This March, for Women’s History Month, the Ms. Blog is profiling Wonder Women who have made history—and those who are making history right now. Join us each day as we bring you the stories of iconic and soon-to-be-famous feminist change-makers.
You might think that journalism today is a woman’s game. After all, women make up the majority of students at journalism schools across the country. Yet their dominance seems to end there. Men still claim the majority of bylines and outnumber women in newsrooms. It’s enough to dishearten even the most passionate and dedicated female news hound.
So perhaps it’s important for us to honor one of the most impressive women journalists of the 19th and early 20th centuries: Nellie Bly. Sure, men dominated the news profession even back then, but this woman was able to hold her own. In fact, she ended up stealing the show.
When you read Nellie Bly’s life story you can’t help but wonder, “How come Hollywood hasn’t made a movie about her yet?” It would be box office gold!
Nellie’s real name was Elizabeth Jane Cochran, and this budding journalist got her start after she wrote a passionate letter in response to an op-ed in The Pittsburgh Dispatch that said girls and women were only good for domestic work. Though she was only 18, the editor was so taken with her writing he later offered her a job. He picked a nom de plume for Cochran, as was customary for women writers at the time, and thus Nellie Bly was born.
Clearly possessing an interest in investigative reporting, she tried to write about the downtrodden, even going so far as to impersonate an indigent factory worker for a story. But she kept getting consigned to write for the women’s section of the newspaper, where she was expected to cover more ‘feminine’ pursuits, like fashion.
But Bly wanted more for herself.
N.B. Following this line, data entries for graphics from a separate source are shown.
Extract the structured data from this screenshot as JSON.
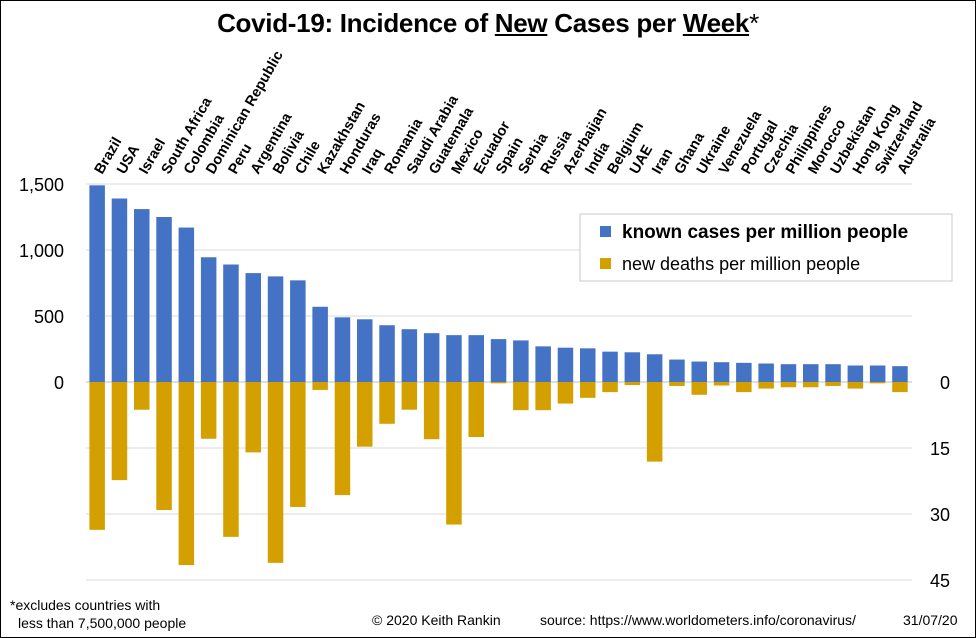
{
  "title": {
    "prefix": "Covid-19: Incidence of ",
    "word1": "New",
    "middle": " Cases per ",
    "word2": "Week",
    "suffix": "*"
  },
  "footer": {
    "note_line1": "*excludes countries with",
    "note_line2": "less than 7,500,000  people",
    "copyright": "© 2020  Keith Rankin",
    "source": "source:  https://www.worldometers.info/coronavirus/",
    "date": "31/07/20"
  },
  "chart_data": {
    "type": "bar",
    "categories": [
      "Brazil",
      "USA",
      "Israel",
      "South Africa",
      "Colombia",
      "Dominican Republic",
      "Peru",
      "Argentina",
      "Bolivia",
      "Chile",
      "Kazakhstan",
      "Honduras",
      "Iraq",
      "Romania",
      "Saudi Arabia",
      "Guatemala",
      "Mexico",
      "Ecuador",
      "Spain",
      "Serbia",
      "Russia",
      "Azerbaijan",
      "India",
      "Belgium",
      "UAE",
      "Iran",
      "Ghana",
      "Ukraine",
      "Venezuela",
      "Portugal",
      "Czechia",
      "Philippines",
      "Morocco",
      "Uzbekistan",
      "Hong Kong",
      "Switzerland",
      "Australia"
    ],
    "series": [
      {
        "name": "known cases per million people",
        "color": "#4472C4",
        "axis": "left",
        "values": [
          1490,
          1390,
          1310,
          1250,
          1170,
          945,
          890,
          825,
          800,
          770,
          570,
          490,
          475,
          430,
          400,
          370,
          355,
          355,
          325,
          315,
          270,
          260,
          255,
          230,
          225,
          210,
          170,
          155,
          150,
          145,
          140,
          135,
          135,
          135,
          125,
          125,
          120
        ]
      },
      {
        "name": "new deaths per million people",
        "color": "#D4A000",
        "axis": "right",
        "values": [
          33.6,
          22.3,
          6.3,
          29.1,
          41.6,
          12.9,
          35.2,
          16.0,
          41.1,
          28.4,
          1.8,
          25.7,
          14.7,
          9.5,
          6.3,
          13.0,
          32.4,
          12.5,
          0.3,
          6.4,
          6.4,
          4.9,
          3.6,
          2.3,
          0.7,
          18.1,
          0.9,
          2.9,
          0.8,
          2.3,
          1.5,
          1.2,
          1.2,
          0.9,
          1.5,
          0.3,
          2.3
        ]
      }
    ],
    "y_left": {
      "ticks": [
        0,
        500,
        1000,
        1500
      ],
      "tick_labels": [
        "0",
        "500",
        "1,000",
        "1,500"
      ]
    },
    "y_right": {
      "ticks": [
        0,
        15,
        30,
        45
      ],
      "tick_labels": [
        "0",
        "15",
        "30",
        "45"
      ],
      "inverted": true
    },
    "grid": true,
    "legend_position": "top-right"
  }
}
So she relocated to Mexico as the paper’s foreign correspondent. She had to flee when her own safety was threatened after she slammed the Mexican government’s incarceration of a local journalist in an article. Back in Pittsburgh, despite her previous intrepid reporting, she was once again assigned to cover frivolous stories. She finally quit The Pittsburgh Dispatch and got a job at Joseph Pulitzer’s New York World in 1887.
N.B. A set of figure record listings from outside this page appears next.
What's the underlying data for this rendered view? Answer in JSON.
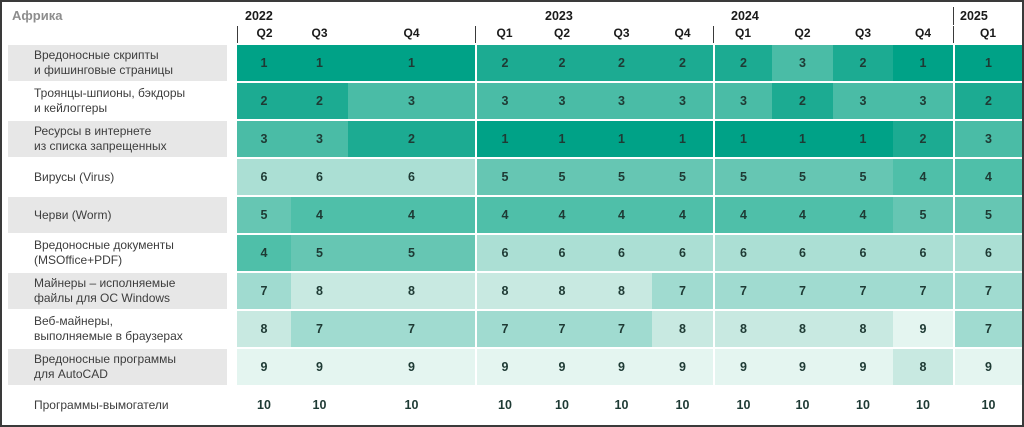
{
  "title": "Африка",
  "colors": {
    "rank_colors": {
      "1": "#00a287",
      "2": "#1cab92",
      "3": "#4abca6",
      "4": "#4fbfa9",
      "5": "#66c6b3",
      "6": "#abdfd4",
      "7": "#a0dbd0",
      "8": "#c8e9e1",
      "9": "#e4f5f0",
      "10": "#ffffff"
    },
    "label_alt_bg": "#e7e7e7",
    "header_text": "#1a1a1a",
    "title_text": "#8d8d8d",
    "cell_text": "#1e3a34",
    "border": "#3a3a3a"
  },
  "chart_data": {
    "type": "heatmap",
    "title": "Африка",
    "value_meaning": "rank of threat category per quarter (1 = top, 10 = bottom)",
    "legend_position": "none",
    "grid": false,
    "year_groups": [
      {
        "year": "2022",
        "quarters": [
          "Q2",
          "Q3",
          "Q4"
        ]
      },
      {
        "year": "2023",
        "quarters": [
          "Q1",
          "Q2",
          "Q3",
          "Q4"
        ]
      },
      {
        "year": "2024",
        "quarters": [
          "Q1",
          "Q2",
          "Q3",
          "Q4"
        ]
      },
      {
        "year": "2025",
        "quarters": [
          "Q1"
        ]
      }
    ],
    "columns": [
      "2022 Q2",
      "2022 Q3",
      "2022 Q4",
      "2023 Q1",
      "2023 Q2",
      "2023 Q3",
      "2023 Q4",
      "2024 Q1",
      "2024 Q2",
      "2024 Q3",
      "2024 Q4",
      "2025 Q1"
    ],
    "rows": [
      {
        "label": "Вредоносные скрипты\nи фишинговые страницы",
        "values": [
          1,
          1,
          1,
          2,
          2,
          2,
          2,
          2,
          3,
          2,
          1,
          1
        ]
      },
      {
        "label": "Троянцы-шпионы, бэкдоры\nи кейлоггеры",
        "values": [
          2,
          2,
          3,
          3,
          3,
          3,
          3,
          3,
          2,
          3,
          3,
          2
        ]
      },
      {
        "label": "Ресурсы в интернете\nиз списка запрещенных",
        "values": [
          3,
          3,
          2,
          1,
          1,
          1,
          1,
          1,
          1,
          1,
          2,
          3
        ]
      },
      {
        "label": "Вирусы (Virus)",
        "values": [
          6,
          6,
          6,
          5,
          5,
          5,
          5,
          5,
          5,
          5,
          4,
          4
        ]
      },
      {
        "label": "Черви (Worm)",
        "values": [
          5,
          4,
          4,
          4,
          4,
          4,
          4,
          4,
          4,
          4,
          5,
          5
        ]
      },
      {
        "label": "Вредоносные документы\n(MSOffice+PDF)",
        "values": [
          4,
          5,
          5,
          6,
          6,
          6,
          6,
          6,
          6,
          6,
          6,
          6
        ]
      },
      {
        "label": "Майнеры – исполняемые\nфайлы для ОС Windows",
        "values": [
          7,
          8,
          8,
          8,
          8,
          8,
          7,
          7,
          7,
          7,
          7,
          7
        ]
      },
      {
        "label": "Веб-майнеры,\nвыполняемые в браузерах",
        "values": [
          8,
          7,
          7,
          7,
          7,
          7,
          8,
          8,
          8,
          8,
          9,
          7
        ]
      },
      {
        "label": "Вредоносные программы\nдля AutoCAD",
        "values": [
          9,
          9,
          9,
          9,
          9,
          9,
          9,
          9,
          9,
          9,
          8,
          9
        ]
      },
      {
        "label": "Программы-вымогатели",
        "values": [
          10,
          10,
          10,
          10,
          10,
          10,
          10,
          10,
          10,
          10,
          10,
          10
        ]
      }
    ]
  }
}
Her coup d’état there was a gripping exposé on the terrifying and cruel conditions at mental institutions. Just 23 years old, she went undercover feigning to be deranged and was confined in an asylum for 10 days until her paper secured her release. She described how patients suffered extreme unsanitary conditions and inhumane treatment. Though some dismissed her work as ‘stunt reporting,’ her courageous journalism led to institutional reforms. It also put her on the map.
She gained international fame in 1889 when she traveled around the world in 72 days, all the while chronicling her journey for New York World. Inspired by Jules Verne’s Around the World in Eighty Days, she had wanted to beat the main character’s travel record and succeeded.
Bly left journalism when she was only 30 to marry a millionaire who was in his 70s. She was later named the president of his Iron Clad Manufacturing Company and patented a number of her own inventions during this time. Unfortunately, she was left bankrupt after her staff got greedy and embezzled money. But lucky for us, she chose to go back to her reporting roots to earn a living. Bly ended up covering the 1913 women’s suffrage parade as well as World War I. She died of pneumonia when she was 57.